Was haben wir gelernt, damit wir nicht dumm ins Bett müssen?

Ich bin Lehrerin – und ich liebe meinen Beruf. Für mich als alleinerziehende Mutter mit zwei Kindern unter fünf Jahren ist das oft ein Hürdenlauf: Kindergartenalltag, Tagesmutterplausch, Korrekturen, Basteln, Haushalt, Konferenzen, wehe ein Kind wird krank, Wäsche, Kochen – die Liste ist lang! Aber ich habe Prioritäten gesetzt, unser Alltag ist gut organisiert, und ich habe ein funktionierendes Netz aus Großeltern, Geschwistern und Freunden.
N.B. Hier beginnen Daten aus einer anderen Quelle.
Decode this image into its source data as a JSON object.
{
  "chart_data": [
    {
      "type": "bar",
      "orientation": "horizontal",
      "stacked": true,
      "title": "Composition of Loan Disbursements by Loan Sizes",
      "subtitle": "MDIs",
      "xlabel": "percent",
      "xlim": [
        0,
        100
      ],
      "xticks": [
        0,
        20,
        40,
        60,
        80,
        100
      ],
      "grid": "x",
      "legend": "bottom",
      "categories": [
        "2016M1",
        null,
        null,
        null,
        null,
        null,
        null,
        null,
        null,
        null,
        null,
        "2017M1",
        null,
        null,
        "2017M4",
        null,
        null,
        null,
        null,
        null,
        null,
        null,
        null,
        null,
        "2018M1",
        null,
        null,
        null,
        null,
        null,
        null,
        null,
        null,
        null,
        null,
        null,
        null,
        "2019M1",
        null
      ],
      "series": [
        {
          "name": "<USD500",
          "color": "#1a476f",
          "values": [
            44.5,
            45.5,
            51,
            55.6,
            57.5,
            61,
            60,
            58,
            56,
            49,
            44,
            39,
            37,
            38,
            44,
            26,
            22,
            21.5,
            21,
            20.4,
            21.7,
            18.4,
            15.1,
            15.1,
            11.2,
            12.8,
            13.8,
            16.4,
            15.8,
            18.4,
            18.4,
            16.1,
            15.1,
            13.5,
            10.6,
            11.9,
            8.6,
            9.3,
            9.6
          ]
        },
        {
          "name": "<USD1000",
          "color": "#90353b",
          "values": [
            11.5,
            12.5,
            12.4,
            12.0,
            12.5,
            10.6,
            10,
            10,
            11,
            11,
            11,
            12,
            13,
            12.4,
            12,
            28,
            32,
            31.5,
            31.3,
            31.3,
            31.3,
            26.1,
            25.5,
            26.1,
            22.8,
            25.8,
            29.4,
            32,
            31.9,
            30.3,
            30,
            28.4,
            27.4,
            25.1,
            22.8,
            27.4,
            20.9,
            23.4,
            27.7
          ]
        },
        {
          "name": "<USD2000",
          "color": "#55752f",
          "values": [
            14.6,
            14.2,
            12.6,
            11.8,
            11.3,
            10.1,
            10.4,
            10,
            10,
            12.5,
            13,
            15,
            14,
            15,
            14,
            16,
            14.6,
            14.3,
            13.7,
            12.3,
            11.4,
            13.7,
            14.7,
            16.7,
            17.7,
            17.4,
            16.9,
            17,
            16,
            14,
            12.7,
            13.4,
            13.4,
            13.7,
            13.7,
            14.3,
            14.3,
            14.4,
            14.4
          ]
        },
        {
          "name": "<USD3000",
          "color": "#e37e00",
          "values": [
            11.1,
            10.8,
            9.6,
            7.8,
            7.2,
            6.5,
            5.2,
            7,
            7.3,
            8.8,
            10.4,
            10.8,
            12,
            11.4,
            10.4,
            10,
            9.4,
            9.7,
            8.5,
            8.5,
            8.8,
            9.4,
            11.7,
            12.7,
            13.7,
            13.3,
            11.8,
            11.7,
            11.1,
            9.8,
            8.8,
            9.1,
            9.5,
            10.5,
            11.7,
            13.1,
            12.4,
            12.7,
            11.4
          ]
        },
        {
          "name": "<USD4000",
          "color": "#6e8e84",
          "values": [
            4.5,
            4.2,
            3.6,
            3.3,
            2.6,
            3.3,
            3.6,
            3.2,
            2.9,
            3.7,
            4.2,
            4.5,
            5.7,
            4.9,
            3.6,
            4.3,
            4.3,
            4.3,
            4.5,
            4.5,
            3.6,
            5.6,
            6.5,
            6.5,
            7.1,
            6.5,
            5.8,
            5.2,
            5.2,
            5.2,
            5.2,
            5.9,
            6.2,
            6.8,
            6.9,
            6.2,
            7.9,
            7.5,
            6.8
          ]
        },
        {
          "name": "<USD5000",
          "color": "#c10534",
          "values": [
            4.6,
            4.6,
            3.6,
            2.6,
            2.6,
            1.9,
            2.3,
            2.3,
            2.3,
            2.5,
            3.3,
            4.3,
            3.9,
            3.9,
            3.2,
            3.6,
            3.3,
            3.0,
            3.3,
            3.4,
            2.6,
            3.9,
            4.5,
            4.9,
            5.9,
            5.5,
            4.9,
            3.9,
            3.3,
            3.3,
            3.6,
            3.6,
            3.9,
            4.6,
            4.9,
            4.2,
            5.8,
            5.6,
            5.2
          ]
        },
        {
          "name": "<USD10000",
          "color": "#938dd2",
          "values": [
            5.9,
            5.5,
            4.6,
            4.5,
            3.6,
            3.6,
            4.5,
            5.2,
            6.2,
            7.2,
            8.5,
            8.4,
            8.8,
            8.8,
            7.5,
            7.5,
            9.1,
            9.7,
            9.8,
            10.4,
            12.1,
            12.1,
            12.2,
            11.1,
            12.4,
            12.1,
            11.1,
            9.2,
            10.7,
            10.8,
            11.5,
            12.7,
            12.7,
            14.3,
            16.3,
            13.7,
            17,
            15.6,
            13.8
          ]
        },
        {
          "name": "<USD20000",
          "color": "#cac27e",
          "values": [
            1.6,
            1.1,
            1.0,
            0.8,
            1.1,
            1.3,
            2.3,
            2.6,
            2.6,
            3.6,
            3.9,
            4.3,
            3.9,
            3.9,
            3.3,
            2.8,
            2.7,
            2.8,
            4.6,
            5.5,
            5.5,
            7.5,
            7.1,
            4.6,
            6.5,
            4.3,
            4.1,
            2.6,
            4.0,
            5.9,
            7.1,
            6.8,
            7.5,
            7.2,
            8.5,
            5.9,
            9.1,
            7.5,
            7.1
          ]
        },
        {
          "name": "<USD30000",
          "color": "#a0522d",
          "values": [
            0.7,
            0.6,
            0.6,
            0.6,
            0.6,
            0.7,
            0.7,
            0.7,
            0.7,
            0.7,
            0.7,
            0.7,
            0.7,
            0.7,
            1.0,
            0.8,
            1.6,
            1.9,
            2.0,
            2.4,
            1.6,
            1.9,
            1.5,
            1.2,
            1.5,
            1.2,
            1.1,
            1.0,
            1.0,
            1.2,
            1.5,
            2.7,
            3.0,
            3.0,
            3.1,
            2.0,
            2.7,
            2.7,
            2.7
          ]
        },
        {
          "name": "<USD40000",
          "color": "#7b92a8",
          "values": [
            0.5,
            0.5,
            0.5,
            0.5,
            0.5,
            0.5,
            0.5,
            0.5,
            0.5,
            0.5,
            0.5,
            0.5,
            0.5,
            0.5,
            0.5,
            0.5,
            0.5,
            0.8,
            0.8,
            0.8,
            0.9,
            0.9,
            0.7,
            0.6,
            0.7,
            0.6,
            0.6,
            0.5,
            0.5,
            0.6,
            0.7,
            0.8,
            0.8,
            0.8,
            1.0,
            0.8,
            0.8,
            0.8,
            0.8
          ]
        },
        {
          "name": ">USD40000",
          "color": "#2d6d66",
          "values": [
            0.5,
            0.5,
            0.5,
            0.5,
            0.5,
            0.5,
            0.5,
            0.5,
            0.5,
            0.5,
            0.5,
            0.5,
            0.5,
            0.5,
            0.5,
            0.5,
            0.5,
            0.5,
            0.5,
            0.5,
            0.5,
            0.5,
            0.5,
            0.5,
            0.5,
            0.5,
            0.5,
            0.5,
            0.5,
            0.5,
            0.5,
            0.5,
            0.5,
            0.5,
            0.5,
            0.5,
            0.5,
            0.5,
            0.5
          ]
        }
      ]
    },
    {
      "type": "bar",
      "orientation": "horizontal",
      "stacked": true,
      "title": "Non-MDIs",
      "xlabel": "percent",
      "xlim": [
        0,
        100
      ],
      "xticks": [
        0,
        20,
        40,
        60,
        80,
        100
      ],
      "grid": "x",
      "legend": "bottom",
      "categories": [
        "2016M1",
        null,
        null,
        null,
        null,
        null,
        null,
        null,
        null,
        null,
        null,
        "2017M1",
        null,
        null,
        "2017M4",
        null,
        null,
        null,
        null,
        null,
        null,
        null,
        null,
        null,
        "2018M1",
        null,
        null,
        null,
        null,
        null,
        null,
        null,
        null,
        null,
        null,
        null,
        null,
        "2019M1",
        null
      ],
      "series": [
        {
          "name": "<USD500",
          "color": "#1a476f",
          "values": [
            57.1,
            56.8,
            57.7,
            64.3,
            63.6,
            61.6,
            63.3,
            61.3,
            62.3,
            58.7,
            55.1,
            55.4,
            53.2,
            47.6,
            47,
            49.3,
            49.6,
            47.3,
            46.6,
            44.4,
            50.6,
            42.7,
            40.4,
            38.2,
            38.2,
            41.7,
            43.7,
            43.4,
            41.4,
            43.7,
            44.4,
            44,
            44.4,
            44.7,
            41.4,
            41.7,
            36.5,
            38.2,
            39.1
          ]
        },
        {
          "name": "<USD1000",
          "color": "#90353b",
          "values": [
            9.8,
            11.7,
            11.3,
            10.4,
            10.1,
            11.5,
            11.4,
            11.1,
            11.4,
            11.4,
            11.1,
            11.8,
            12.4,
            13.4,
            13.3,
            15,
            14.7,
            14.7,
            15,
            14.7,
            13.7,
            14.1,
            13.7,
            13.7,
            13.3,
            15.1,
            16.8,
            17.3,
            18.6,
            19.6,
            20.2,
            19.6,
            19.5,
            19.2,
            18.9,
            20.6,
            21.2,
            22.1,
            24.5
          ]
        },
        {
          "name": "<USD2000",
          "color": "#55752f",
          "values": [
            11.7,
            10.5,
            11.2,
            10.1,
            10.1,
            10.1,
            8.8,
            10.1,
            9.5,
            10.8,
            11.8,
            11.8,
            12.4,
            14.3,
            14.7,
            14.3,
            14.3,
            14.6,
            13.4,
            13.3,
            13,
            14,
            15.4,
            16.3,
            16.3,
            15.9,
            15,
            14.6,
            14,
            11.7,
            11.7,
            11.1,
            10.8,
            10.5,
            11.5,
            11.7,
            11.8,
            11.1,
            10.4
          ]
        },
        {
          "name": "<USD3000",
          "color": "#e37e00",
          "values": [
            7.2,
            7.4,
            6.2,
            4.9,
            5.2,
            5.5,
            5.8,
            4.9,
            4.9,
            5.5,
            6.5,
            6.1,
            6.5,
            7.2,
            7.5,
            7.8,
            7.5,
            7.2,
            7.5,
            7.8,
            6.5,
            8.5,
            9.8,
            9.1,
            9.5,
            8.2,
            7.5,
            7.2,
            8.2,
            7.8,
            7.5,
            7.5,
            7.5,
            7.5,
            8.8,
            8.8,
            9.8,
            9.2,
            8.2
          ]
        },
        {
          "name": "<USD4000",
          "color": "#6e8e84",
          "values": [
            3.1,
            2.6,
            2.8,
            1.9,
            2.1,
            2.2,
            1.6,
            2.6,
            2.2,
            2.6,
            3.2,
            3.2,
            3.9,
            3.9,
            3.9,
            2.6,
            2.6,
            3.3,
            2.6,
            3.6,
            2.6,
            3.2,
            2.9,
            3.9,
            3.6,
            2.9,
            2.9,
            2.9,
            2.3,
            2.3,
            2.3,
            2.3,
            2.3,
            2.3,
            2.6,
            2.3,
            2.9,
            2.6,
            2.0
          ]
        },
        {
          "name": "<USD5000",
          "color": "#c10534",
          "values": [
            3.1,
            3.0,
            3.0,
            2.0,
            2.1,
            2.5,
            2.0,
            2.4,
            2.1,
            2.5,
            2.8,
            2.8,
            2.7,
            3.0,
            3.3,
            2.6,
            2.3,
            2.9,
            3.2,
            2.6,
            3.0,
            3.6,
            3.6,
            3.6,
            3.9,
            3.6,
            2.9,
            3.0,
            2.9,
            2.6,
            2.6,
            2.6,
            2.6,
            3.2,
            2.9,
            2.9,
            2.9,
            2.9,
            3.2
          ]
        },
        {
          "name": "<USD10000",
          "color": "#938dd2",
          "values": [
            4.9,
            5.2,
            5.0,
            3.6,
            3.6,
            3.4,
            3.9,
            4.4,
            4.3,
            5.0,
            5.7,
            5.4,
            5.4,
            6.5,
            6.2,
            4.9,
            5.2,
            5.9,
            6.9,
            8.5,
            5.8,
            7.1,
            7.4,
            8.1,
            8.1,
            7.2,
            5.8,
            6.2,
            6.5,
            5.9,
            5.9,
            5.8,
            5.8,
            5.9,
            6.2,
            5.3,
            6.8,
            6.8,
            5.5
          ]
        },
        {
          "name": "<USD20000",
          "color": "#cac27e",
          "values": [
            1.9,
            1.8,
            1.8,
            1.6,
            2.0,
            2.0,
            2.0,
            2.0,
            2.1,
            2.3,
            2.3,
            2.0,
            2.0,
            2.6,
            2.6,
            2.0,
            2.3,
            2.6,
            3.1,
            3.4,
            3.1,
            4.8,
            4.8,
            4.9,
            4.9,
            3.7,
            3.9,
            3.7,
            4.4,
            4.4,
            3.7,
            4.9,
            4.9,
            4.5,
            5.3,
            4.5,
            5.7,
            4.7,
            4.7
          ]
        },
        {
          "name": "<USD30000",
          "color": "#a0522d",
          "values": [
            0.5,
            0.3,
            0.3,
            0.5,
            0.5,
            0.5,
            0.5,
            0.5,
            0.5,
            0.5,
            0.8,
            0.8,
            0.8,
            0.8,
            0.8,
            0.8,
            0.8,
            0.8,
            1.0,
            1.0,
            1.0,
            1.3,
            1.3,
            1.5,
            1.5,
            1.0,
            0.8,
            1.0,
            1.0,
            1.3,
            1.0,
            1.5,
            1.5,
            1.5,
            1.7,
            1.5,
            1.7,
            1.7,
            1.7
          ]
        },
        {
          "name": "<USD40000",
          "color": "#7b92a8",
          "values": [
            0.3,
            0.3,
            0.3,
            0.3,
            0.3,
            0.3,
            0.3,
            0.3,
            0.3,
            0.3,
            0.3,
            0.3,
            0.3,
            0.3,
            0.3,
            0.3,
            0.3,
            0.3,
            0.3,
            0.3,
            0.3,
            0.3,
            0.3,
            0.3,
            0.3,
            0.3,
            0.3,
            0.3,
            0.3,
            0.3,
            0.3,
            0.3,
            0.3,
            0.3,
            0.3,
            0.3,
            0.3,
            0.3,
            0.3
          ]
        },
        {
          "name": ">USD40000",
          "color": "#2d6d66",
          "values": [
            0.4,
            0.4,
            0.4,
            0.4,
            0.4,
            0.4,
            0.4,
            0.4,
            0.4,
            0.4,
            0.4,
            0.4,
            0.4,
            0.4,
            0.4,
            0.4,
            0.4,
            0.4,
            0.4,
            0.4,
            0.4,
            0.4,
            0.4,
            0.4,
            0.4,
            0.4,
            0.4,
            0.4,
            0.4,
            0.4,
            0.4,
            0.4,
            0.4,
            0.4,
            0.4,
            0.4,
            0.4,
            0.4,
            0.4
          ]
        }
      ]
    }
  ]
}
Zu meinem Netz gehört meine Schule mit Schulleitung und Kollegen selbstverständlich auch. Und ich hatte Glück: Meine Schulleitung ist verständnisvoll und versucht, Rücksicht auf die Hol- und Bringzeiten von Kindergarten und Tagesmutter zu nehmen, akzeptiert, dass ich den Nachmittagsunterricht zeitlich besser gestemmt bekomme, als zur ersten Stunde pünktlich zu erscheinen, ich bekomme keinen Druck, wenn die Kinder krank sind (und natürlich werden die zwei nacheinander und nicht gleichzeitig krank). Dennoch binde ich mein Netz ein, Omi ist oft hier und hilft aus. Ich gebe mir Mühe, nicht zu oft zu fehlen, denn ich bin neu an der Schule. Nach eineinhalb Jahren Elternzeit habe ich mich von einer auslaufenden Schule versetzen lassen. Vom Land in die Stadt, von zehn zu achtzig Prozent Migrationsanteil, von Halbtag zu Ganztag.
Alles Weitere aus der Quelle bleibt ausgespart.